Get Low (2010)

**/****
starring Robert Duvall, Bill Murray, Sissy Spacek, Lucas Black
screenplay by Chris Provenzano and C. Gaby Mitchell
directed by Aaron Schneider

Getlowby Walter Chaw Affable, warm, kinda boring, and decidedly minor, Aaron Schneider's Get Low doesn't really do anything wrong so much as it presents as an edgeless, inconsequential, protracted encounter with someone you feel you should be interested in but mostly want to politely usher out the door. It's a conversation killer: a movie about a performance, a particular kind of calling card bespeaking comfort with name actors who might be capable of delivering an awards-season prestige picture for a splinter company interested in a medium-return on a small investment. That's it. At the least, for what it's worth, Get Low operates with a great deal of compassion for its small-town denizens, resisting the easy shot at their provinciality in favour of something more along the lines of a Sling Blade. On that note, this South is neither as ugly nor as impoverished as Billy Bob's.

Robert Duvall delivers the performance-in-question as mad hermit Felix, who, after decades of accumulating rumours and myths about his supposed criminal ferocity, makes his way into town to enlist flailing funeral parlour lackeys Frank (Bill Murray) and Buddy (Lucas Black) in throwing a death-party for him. At said party, Felix hopes the citizenry will gather to tell their tall tales about him and then, as the curtain falls, to deliver the tiny "truth" at the centre of all those lies. Sissy Spacek plays an old flame, Bill Cobbs plays an old friend, and Georgia plays the Old South; most of the time is spent with Frank and Buddy's exacerbation at Felix's crazy, mercurial demands, though a couple of long stretches allow Duvall and Spacek ample room to fill in their characters' voluminous, tortured backstories. The picture works to the degree that it does because the cast is of course brilliant, but there's really no great reward for the sweat of their brows in a story that doesn't matter much and, worse, doesn't offer a lot of wit or wisdom in the telling of it.
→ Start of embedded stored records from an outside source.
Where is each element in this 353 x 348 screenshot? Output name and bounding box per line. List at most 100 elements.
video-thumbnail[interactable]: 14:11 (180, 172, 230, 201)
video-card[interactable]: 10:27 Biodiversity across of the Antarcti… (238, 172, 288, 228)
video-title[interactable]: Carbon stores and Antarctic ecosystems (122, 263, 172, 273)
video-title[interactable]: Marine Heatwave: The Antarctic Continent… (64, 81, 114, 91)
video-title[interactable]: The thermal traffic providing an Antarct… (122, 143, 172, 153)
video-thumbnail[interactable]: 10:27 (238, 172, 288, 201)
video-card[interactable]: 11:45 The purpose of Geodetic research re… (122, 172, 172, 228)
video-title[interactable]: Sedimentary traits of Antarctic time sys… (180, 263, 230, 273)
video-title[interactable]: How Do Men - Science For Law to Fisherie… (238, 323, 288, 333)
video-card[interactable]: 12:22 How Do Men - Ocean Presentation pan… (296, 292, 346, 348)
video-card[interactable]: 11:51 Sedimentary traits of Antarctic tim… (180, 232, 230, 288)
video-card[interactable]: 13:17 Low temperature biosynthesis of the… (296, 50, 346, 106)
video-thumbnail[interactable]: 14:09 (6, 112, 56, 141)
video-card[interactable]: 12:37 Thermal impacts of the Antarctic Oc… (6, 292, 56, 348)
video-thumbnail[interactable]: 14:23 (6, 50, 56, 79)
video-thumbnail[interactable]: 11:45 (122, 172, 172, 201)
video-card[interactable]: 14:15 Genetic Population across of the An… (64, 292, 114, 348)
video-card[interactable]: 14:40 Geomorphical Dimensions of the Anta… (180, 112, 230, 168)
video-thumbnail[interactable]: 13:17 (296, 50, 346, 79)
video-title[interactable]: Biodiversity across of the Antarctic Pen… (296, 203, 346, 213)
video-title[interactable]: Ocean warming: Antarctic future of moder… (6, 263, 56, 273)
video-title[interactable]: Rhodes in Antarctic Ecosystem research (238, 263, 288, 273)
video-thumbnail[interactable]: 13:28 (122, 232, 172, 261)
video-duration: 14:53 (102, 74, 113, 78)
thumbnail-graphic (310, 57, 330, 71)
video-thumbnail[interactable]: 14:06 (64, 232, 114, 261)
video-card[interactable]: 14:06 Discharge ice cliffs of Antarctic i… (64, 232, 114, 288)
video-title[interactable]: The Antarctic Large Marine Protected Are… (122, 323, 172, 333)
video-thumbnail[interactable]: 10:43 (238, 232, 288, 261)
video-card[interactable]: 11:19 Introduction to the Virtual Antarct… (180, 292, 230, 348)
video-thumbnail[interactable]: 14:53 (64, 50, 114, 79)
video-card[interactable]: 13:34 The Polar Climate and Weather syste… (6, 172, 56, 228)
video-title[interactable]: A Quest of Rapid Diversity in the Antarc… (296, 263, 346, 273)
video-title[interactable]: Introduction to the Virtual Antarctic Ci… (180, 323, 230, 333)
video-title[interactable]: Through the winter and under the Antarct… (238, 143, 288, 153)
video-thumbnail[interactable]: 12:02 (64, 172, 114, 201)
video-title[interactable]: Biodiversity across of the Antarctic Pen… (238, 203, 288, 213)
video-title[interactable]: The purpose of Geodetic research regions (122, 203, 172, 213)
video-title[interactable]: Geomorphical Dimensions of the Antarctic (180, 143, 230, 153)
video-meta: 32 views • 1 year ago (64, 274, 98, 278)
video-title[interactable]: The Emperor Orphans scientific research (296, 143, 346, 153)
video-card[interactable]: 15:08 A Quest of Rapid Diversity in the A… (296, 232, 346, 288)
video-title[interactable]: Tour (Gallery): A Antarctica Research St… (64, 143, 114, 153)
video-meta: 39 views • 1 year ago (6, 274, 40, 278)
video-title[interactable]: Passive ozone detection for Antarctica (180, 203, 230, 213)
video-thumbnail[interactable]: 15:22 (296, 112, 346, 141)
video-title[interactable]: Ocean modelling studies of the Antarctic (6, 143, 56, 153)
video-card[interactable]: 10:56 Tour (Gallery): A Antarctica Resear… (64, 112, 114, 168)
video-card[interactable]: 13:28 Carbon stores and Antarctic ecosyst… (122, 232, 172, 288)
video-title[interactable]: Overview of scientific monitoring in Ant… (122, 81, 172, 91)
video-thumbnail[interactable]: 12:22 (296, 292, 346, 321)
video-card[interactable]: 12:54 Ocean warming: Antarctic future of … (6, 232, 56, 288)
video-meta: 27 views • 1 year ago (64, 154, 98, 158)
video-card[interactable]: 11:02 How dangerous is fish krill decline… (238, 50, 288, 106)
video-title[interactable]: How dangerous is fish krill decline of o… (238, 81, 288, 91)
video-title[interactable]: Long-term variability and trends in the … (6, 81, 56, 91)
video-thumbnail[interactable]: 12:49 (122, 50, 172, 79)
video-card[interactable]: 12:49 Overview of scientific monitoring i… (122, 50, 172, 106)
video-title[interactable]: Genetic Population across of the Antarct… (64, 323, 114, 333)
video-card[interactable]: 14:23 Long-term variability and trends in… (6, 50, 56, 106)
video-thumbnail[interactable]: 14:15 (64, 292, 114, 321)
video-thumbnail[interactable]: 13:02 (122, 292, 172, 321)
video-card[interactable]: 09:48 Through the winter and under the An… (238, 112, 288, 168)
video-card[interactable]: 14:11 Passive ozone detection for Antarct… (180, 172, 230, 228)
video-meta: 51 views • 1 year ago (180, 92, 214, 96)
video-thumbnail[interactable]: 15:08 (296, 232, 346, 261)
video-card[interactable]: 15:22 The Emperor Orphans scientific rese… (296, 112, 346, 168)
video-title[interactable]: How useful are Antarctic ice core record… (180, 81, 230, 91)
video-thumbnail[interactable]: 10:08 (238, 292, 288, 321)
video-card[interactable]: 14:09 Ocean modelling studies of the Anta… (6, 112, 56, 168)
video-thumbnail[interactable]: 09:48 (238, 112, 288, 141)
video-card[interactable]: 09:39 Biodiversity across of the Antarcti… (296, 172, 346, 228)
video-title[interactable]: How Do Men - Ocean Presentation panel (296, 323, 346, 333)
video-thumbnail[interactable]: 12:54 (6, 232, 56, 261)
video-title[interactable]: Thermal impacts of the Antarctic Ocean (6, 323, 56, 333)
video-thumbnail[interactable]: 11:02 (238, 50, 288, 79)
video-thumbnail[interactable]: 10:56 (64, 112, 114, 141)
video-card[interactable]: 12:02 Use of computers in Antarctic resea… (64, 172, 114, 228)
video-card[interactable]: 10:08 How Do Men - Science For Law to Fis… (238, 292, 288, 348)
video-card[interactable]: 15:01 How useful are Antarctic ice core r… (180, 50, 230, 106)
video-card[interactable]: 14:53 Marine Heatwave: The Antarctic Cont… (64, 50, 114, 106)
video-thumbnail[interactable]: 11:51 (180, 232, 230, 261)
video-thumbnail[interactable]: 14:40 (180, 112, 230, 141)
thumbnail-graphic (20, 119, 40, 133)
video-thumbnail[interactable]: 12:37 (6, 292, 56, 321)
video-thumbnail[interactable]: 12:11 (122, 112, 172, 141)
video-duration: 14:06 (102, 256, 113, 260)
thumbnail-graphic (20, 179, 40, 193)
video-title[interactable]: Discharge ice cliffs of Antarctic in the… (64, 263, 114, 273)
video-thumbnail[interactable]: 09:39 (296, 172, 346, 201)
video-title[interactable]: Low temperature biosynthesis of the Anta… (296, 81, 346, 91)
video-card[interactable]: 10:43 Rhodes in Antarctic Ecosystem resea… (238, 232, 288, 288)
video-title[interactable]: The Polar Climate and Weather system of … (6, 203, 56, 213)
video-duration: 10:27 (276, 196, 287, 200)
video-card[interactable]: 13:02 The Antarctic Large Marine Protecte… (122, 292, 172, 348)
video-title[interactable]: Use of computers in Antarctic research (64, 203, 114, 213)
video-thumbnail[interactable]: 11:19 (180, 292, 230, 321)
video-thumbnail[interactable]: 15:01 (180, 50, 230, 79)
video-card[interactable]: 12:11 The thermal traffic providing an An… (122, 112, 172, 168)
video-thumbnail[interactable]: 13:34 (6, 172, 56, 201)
Get Low is, in just about every way, fine. It's harmless, and the parts that are potentially not-harmless happen so far back in the film's history as to have little bearing on anything save the lonely life of Felix and his mule–although that, unfotunately, allows for another in Duvall's growing parade of doddering, hand-patting, word-repeating Southern senior performances he started doing some twenty years ago in Rambling Rose. It'd better be accomplished–it's so aged and weather-beaten that it's hard to remember now the vibrant, dangerous Duvall of The Godfather, Apocalypse Now, The Great Santini, or, hell, Tender Mercies; he started embracing his decline a couple of decades before it was necessary. What a shame. Duvall gives Felix some complexity, depth even; a dinner he has with Spacek's sad Mattie Darrow one candlelit evening is haunted in the understated way that only two old pros can deliver. But these moments are few and, lamentably, strung together by some broad reaction shots and a narrative that begins to feel less like a movie than like a valedictory. About an old man clearing the air before his death, it hobbles along like an old person dying. Neither meaningless nor especially meaningful, Get Low is burnished, airless, safe to like, mean to dislike, and altogether too much the audition for better-pimped more of the same.